Mulder is on another quest that is only a part of the macrocosmic epic she has inserted herself into, foolishly, and with dignity she worries she will have lost by the time she quietly slips out of its overwhelming disreality. The truth is not in aliens or the possibility of extraterrestrial life, but most simply, in her.

The truth is life; and resides in the spirit. It is a fleeting specter that once lost, can never be recovered again; and behind Mulder, searching for the damning evidence she knows he will not find, she suddenly knows that without this understanding, Mulder will never find the elusive and indefinable truth he so relentlessly searches for.

You already believe, Mulder. What difference would it make? I mean, what would proof change for you?

If someone could prove to you the existence of God, would it change you?

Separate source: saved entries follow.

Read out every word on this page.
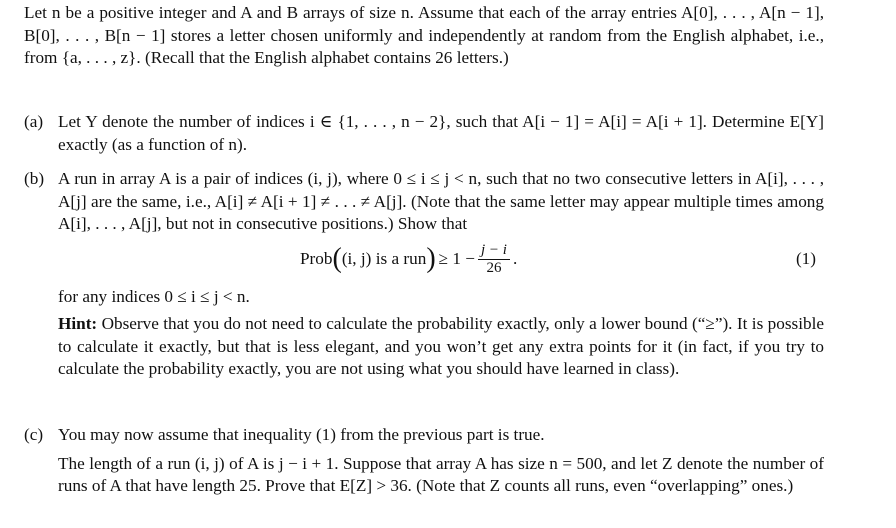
Let n be a positive integer and A and B arrays of size n. Assume that each of the array entries A[0], . . . , A[n − 1], B[0], . . . , B[n − 1] stores a letter chosen uniformly and independently at random from the English alphabet, i.e., from {a, . . . , z}. (Recall that the English alphabet contains 26 letters.)

(a) Let Y denote the number of indices i ∈ {1, . . . , n − 2}, such that A[i − 1] = A[i] = A[i + 1]. Determine E[Y] exactly (as a function of n).

(b) A run in array A is a pair of indices (i, j), where 0 ≤ i ≤ j < n, such that no two consecutive letters in A[i], . . . , A[j] are the same, i.e., A[i] ≠ A[i + 1] ≠ . . . ≠ A[j]. (Note that the same letter may appear multiple times among A[i], . . . , A[j], but not in consecutive positions.) Show that

Prob ( (i, j) is a run ) ≥ $1 - \frac{j - i}{26}$ .	(1)

for any indices 0 ≤ i ≤ j < n.

Hint: Observe that you do not need to calculate the probability exactly, only a lower bound (“≥”). It is possible to calculate it exactly, but that is less elegant, and you won’t get any extra points for it (in fact, if you try to calculate the probability exactly, you are not using what you should have learned in class).

(c) You may now assume that inequality (1) from the previous part is true.

The length of a run (i, j) of A is j − i + 1. Suppose that array A has size n = 500, and let Z denote the number of runs of A that have length 25. Prove that E[Z] > 36. (Note that Z counts all runs, even “overlapping” ones.)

Only if it were disproven.

Her limbs are heavy with it. She moves lethargically after his agitation, movement so fast as to dizzy her. Unchanging, the truth cannot be disproven; as ever evasive, it can never be found.

Cerebral hemorrhage vasogenic edema nasalpharangeic metastasis days

Words fail her.

Her own anger rises out of the depths of her mind to match his and invigorate her in his inability to understand, and more, to want that understanding, and all that comes with it.

"What the hell did that guy say to you that you believe his story?" he demands of her.

Scully hesitates. "He said that the men behind this hoax... behind these lies... gave me this disease to make you believe."

Mulder stops, the look on his face frozen, and now unreadable, and then stalks away to leave her alone, small and drained. A single word appears in her mind: elegiac. It whispers seductively to her. She thrusts it away, repulsed.

The shadows of the dead rise around her.